Alberta Virginia Scott (c. 1875 — August 30, 1902) was an American educator. She was the first African-American graduate of Radcliffe College, in 1898.

==Early life==
Alberta Virginia Scott was born near Richmond, Virginia. Her mother worked as a cook. She raised in Cambridge, Massachusetts, where her family moved when she was six years old. Her family were members of the historic Union Baptist Church in Cambridge. Scott attended Allston School (finishing in 1889) and then Cambridge Latin School, graduating with the class of 1894.

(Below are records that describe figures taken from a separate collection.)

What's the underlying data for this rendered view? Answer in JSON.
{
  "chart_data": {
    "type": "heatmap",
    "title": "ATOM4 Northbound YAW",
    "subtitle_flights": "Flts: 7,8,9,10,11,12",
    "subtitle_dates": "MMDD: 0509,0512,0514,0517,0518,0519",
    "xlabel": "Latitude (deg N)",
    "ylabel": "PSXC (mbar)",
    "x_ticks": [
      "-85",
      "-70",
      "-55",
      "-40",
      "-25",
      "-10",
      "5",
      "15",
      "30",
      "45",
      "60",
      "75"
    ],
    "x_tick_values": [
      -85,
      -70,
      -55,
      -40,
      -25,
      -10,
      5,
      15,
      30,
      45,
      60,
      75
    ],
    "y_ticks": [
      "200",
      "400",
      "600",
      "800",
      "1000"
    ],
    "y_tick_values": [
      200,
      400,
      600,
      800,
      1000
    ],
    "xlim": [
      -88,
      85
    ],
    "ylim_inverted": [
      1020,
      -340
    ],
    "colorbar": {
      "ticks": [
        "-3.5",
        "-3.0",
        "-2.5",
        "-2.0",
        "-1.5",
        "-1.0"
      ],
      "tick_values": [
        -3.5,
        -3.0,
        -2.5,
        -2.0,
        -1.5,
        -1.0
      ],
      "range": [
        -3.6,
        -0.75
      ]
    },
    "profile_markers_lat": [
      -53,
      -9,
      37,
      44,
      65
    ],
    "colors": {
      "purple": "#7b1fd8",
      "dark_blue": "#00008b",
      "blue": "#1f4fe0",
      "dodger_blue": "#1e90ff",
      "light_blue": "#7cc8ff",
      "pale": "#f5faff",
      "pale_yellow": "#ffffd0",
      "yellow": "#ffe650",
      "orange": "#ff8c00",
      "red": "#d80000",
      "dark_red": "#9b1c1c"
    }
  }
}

In 1898, Alberta Virginia Scott became the first African-American graduate of Radcliffe College.

==Career==
Alberta Scott planned for a career in teaching. She taught in Indianapolis and, briefly, at Tuskegee Institute after graduating from Radcliffe.

==Death and legacy==
Alberta Scott died in 1902, in Cambridge, aged 26 years after a 16 month illness attributed to overwork and grief after the loss of her father. "Her death cuts off what should have been a useful and creditable life of work among those of her race," concluded an obituary in a Cambridge newspaper.

There is a placard about Alberta V. Scott in Cambridge, placed by the Cambridge African American History Project in 1993. The Association of Black Harvard Women (ABHW) offers an Alberta V. Scott Mentorship Program, named in her honor.